Georgetown’s guiding principle, cura personalis, or “care of the whole person,” was exemplified at the second day of the symposium, which has become an annual event geared towards patients, caregivers and cancer advocacy groups.

Attendees of the Dec. 7 event were invited to meet medical specialists and leaders of patient advocacy organizations in four GI cancer sessions–pancreas, colon, stomach and liver–and to share experiences.

The symposium concluded with a series of breakout sessions that addressed a broad range of practical issues that patients face, from nutrition needs, pain management, palliative care and legal and insurance issues to day-to-day cancer care organization and logistics, relationship strategies and meditation.

The keynote speaker for the second day was Kevin Fitzgerald, SJ, PhD, associate professor at Georgetown Lombardi and the Dr. David P. Lauler Chair for Catholic Health Care Ethics.

Fitzgerald addressed bioethics, talking about “the importance of putting rapid advances happening in medical research technology into the context of what we want to achieve–best care–while simultaneously avoiding the harms that might pop up as we move forward.”
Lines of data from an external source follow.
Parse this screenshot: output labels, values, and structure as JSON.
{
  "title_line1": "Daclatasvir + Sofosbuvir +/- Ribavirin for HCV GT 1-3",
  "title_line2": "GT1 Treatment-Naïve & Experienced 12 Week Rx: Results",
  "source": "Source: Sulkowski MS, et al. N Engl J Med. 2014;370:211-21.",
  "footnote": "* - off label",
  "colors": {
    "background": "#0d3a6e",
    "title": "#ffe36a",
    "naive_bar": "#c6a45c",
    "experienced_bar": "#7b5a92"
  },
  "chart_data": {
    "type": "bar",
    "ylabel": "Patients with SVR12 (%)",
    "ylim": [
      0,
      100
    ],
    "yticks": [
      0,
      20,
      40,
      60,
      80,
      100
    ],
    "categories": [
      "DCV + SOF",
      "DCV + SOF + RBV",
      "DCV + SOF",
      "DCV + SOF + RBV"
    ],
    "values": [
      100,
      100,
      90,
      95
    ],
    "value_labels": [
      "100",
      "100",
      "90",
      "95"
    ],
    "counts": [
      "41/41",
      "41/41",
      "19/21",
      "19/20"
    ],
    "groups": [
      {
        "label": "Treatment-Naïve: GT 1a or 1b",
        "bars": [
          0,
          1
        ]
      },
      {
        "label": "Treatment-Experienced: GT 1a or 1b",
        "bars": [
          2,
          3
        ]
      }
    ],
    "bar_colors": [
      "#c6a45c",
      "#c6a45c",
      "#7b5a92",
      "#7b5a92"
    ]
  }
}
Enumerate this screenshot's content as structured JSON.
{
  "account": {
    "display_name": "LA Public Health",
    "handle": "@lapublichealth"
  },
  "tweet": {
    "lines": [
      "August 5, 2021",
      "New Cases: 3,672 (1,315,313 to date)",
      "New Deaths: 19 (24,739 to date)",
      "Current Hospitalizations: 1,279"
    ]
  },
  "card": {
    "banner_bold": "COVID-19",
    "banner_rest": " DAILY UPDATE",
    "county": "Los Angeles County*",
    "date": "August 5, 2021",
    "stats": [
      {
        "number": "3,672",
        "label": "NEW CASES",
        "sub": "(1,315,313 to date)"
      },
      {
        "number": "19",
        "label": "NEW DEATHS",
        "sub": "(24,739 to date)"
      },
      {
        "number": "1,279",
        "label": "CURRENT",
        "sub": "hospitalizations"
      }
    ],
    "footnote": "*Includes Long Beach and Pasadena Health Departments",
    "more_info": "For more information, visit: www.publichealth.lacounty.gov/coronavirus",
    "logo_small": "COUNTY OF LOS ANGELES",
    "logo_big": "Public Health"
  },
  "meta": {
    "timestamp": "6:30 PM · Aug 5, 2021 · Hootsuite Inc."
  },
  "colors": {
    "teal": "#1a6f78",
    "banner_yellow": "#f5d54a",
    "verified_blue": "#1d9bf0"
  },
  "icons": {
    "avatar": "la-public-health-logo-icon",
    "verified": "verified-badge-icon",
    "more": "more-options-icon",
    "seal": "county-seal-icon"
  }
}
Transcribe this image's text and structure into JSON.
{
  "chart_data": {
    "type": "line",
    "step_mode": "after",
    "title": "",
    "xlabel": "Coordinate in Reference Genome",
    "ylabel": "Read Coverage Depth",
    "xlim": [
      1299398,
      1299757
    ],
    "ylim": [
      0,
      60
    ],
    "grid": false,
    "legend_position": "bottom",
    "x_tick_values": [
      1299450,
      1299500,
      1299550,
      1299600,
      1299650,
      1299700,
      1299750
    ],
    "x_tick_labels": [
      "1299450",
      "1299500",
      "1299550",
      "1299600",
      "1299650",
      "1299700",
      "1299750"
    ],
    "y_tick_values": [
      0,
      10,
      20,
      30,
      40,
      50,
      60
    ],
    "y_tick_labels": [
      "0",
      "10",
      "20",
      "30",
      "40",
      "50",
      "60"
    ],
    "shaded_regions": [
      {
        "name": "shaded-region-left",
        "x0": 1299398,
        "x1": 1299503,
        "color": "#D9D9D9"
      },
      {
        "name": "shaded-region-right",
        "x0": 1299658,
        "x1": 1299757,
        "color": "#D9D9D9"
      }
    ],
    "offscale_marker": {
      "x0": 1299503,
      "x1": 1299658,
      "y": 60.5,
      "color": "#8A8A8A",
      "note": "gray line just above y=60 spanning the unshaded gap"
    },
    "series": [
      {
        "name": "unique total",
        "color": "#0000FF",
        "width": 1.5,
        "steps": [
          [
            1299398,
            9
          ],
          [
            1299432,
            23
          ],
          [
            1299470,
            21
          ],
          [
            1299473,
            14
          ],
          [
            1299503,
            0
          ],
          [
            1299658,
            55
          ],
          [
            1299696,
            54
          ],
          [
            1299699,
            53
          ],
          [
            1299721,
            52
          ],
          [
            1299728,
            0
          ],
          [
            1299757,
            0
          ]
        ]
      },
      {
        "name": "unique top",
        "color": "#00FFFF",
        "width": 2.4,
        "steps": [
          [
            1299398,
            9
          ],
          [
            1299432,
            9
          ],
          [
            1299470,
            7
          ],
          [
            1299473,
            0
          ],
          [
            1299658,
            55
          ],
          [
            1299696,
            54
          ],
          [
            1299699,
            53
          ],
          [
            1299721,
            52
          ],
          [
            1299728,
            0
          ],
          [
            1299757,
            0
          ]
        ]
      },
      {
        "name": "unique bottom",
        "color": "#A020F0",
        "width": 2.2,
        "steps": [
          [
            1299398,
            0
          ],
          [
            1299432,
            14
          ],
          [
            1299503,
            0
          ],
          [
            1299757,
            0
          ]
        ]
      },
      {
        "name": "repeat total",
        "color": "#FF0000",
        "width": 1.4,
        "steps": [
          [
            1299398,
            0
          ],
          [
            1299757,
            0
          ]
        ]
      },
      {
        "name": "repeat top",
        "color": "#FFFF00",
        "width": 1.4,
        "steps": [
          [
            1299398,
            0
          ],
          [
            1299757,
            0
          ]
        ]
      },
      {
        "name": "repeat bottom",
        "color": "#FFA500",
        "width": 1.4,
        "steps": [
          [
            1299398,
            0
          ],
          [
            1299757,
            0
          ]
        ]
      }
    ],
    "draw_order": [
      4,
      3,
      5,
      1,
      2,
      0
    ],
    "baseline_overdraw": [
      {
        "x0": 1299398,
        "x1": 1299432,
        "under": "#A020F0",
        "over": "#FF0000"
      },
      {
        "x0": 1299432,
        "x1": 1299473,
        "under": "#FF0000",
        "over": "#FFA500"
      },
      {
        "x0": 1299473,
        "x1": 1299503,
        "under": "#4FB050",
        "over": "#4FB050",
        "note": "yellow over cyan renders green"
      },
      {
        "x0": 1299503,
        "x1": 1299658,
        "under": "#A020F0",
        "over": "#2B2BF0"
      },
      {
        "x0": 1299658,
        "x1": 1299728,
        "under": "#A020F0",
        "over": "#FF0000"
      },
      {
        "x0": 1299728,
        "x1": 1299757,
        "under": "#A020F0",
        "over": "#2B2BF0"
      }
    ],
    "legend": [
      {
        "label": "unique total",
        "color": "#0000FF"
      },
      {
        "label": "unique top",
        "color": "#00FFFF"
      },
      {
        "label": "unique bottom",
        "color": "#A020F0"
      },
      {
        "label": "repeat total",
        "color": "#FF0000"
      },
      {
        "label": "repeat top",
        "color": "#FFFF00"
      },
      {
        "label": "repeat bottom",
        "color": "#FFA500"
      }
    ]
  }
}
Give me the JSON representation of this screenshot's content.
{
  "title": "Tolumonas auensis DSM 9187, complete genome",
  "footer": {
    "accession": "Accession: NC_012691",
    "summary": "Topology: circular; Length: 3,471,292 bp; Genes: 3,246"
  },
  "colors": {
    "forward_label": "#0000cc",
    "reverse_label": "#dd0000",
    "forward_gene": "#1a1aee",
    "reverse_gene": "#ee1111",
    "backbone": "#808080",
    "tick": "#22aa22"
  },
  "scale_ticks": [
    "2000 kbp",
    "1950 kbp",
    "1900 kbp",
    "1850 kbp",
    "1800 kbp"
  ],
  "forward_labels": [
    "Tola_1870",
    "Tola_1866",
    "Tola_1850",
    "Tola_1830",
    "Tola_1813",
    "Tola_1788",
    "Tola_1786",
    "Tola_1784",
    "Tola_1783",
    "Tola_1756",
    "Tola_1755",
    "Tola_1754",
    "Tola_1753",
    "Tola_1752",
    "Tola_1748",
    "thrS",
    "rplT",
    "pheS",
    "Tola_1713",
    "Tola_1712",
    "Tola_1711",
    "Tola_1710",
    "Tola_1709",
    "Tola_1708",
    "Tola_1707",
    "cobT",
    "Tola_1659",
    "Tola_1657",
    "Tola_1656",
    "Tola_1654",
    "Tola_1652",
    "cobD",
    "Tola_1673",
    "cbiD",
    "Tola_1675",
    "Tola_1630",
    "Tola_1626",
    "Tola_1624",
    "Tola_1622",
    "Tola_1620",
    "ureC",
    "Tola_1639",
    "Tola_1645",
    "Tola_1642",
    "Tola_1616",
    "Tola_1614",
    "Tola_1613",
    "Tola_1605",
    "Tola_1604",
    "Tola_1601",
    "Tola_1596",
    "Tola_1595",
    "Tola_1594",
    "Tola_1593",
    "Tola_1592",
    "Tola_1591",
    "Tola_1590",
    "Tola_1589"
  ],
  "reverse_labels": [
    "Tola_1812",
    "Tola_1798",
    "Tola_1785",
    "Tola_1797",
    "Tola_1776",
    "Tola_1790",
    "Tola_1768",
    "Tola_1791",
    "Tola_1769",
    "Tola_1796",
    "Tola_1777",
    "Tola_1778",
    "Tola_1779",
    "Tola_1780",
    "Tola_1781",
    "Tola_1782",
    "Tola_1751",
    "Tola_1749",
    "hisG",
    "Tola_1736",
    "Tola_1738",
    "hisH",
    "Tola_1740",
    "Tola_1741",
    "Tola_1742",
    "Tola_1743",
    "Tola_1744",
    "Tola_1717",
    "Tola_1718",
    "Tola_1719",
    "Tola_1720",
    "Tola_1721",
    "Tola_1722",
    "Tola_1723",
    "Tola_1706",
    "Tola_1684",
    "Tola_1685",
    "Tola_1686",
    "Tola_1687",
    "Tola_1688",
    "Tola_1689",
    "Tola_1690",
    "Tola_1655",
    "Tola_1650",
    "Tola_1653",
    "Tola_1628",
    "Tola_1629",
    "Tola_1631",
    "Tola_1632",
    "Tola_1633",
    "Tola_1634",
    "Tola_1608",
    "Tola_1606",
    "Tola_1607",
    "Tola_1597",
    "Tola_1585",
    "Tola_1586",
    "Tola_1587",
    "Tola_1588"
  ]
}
A Jesuit priest, Fitzgerald highlighted the World Health Organization’s definition of health as “a state of complete physical, mental and social well-being and not merely the absence of disease or infirmity.”

“We haven’t cared for the person if we haven’t cared for the whole person. We do integrate that into everything we do. There’s scientific evidence–if you integrate this into people’s lives, they will do better, they will feel more fulfilled.”